We All Served

In a recent function honoring Veterans, I once again encountered the stereotypical responses various war injuries creates. For those not aware of this, physical injuries like amputations and visible scars from shrapnel and burns attract more attention then ones like psychological or sensory loss.

During this venue, civilians and Veterans alike drew towards a very dear friend of mine who sustained an amputation. I stood immediately next to him the entire time, with the white cane displayed. We both wore name tags indicating branch of service, name, and rank. Many individuals shook his remaining hand and thank him for his service, while ignoring me. To add insult to injury, one individual even asked if I were a Veteran after talking with my friend.
I do not blame these well wishers on their ignorance, rather the methods they became classically conditioned to respond in this manner. I wish for you to answer the following questions to yourselves:
  • In the last commercial, news article, article, or other syndication featuring a disabled Veteran, what type of injury captivated your interest?
  • During this same story, what generation of Veteran was explicitly announced or eluded to?
  • Which organization sponsored the advertisement or was mentioned in the article?
As an individual who interacts with all Veterans, regardless of generation or disabilities, these stereotypes generates feelings of exclusion in many. This conclusion arose when talking with Vietnam Era Veterans about how they feel with so many services from non-profits to the VA focuses solely on newer generations of Veterans. Similarly, Veterans of the current conflicts stated experiences like mine from above.
To highlight this point, the following two stories demonstrates that my experiences from above occur to others.
While at a rally to honor the fallen heroes from service in the Middle East, a reporter noticed a female Veteran in a wheelchair wearing a Marine shirt. Honing in like a vulture, she immediately started to ask the Marine about her service. When the reporter discovered that the paralysis occurred stateside, the reporter immediately ended the interview. This same predator completely ignored the other two Veterans standing right besides our female Marine in the wheel chair, both of whom wore shirts that identified them as a Wounded Warrior from Iraq, just without a visual injury. The Veteran immediately described a feeling of anger and frustration.

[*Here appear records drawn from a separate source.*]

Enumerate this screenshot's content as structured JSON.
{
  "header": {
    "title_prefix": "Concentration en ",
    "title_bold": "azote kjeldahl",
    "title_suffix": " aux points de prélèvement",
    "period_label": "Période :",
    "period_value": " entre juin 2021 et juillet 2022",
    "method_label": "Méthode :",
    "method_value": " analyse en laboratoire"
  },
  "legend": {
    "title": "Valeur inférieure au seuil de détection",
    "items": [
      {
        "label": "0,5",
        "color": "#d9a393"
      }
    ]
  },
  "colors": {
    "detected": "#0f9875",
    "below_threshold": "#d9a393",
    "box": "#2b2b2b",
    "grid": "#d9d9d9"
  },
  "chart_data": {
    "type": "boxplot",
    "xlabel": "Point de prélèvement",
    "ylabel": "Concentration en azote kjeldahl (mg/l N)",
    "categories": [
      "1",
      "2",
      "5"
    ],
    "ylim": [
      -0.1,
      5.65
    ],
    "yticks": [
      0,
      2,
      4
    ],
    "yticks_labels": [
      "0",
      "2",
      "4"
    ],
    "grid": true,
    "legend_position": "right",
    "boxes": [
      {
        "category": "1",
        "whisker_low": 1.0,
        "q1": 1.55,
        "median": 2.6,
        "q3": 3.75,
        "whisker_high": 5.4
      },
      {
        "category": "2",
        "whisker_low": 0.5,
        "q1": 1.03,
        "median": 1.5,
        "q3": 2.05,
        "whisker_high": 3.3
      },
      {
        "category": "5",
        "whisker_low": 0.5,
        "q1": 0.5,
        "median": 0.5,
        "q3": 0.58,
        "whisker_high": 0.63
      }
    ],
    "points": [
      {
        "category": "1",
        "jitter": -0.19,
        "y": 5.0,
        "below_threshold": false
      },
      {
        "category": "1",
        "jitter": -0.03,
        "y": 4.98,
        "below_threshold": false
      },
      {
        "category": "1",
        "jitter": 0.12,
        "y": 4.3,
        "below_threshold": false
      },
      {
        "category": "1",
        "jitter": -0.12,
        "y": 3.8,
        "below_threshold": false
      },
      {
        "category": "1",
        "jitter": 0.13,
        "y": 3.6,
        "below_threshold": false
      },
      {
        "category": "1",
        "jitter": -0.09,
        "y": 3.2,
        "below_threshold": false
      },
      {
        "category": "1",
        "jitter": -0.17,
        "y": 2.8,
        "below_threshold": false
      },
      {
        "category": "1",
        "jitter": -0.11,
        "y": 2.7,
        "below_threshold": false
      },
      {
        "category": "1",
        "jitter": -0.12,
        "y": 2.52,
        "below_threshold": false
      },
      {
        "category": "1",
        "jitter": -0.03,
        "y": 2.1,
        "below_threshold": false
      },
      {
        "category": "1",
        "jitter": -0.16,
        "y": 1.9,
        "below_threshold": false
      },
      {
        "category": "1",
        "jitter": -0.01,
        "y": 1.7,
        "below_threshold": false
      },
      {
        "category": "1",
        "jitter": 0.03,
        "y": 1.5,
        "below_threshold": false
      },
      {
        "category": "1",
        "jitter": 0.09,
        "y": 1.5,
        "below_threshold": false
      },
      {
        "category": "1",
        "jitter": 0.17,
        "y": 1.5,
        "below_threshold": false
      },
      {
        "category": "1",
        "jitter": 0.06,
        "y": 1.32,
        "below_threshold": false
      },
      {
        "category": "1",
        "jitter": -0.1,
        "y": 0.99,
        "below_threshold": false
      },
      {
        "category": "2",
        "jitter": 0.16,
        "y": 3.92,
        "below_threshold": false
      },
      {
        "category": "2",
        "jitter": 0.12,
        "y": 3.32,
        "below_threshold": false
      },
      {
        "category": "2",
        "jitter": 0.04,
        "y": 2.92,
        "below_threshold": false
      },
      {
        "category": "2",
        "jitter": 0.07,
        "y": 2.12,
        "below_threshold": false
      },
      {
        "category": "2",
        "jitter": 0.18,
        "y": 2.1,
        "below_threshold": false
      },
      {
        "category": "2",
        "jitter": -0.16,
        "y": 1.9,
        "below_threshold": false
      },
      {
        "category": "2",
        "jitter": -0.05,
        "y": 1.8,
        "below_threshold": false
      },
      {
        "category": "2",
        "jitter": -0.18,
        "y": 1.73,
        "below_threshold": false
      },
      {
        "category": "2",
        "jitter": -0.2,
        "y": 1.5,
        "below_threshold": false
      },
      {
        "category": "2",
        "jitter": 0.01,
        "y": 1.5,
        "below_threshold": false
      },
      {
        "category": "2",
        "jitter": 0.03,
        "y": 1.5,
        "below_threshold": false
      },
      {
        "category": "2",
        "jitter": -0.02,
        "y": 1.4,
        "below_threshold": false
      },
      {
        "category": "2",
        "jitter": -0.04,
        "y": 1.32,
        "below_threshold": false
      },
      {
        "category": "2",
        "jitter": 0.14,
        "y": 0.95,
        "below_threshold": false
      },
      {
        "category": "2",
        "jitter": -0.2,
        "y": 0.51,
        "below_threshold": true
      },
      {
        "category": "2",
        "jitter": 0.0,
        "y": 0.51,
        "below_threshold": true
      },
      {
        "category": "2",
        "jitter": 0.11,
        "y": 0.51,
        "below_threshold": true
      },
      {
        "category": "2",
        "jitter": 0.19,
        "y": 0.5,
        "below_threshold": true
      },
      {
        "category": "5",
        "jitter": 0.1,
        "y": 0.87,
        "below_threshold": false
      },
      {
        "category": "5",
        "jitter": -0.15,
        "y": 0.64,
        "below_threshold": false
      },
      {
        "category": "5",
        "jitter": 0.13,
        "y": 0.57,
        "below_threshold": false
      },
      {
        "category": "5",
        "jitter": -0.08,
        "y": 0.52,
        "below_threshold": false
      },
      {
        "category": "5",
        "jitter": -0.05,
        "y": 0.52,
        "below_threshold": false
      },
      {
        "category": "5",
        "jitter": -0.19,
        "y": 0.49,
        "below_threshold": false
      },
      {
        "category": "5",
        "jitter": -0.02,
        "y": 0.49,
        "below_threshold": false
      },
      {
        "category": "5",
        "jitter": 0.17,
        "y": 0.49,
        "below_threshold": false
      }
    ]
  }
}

In another example, a Veteran met the founder of a non-profit providing services to recent disabled Veterans. He wore an eye patch, as he still required further surgery before receiving a prosthetic eye. The founder, who was not a Veteran, barely made it through introductions before clamoring to a Veteran with an amputation, where multiple photos immediately occurred. This left the Veteran with a feeling being left behind.
I write this not to establish and attitudes of us versus them, but rather to request fair and equal treatment to all Veterans. It matters not if service produced a life changing injury or during a time of peace. Every person who raised their hand and took an oath to support and defend the United States served our country. I will not sway anyone to support or donate to one organization over another, but simply ask yourself what organization seems to provide services that you support. If it takes too much effort to identify actual tangible services outside of “advocacy” or “raising awareness,” you probably need to look elsewhere.
As a Veteran who identifies themselves as disabled, I only ask for fairness. Do not take pity or give me a hand out. I am not a victim of war, or my volunteered service to the United States of America. 
I am a Veteran, who disabilities from war changed my life. I fully accept this new state, and embrace all challenges. I only desire your respect after earning the opportunity to prove myself.
These are the items we need to assist in our transitions. It matters not if the transition started only a couple of days ago when the person incurred an injury from a deployment, or 70 years ago on the beaches of Normandy. Each Veteran carries with them the impacts of their traumas for life. What differs stems from how these items impacts quality of life and barriers to succeed.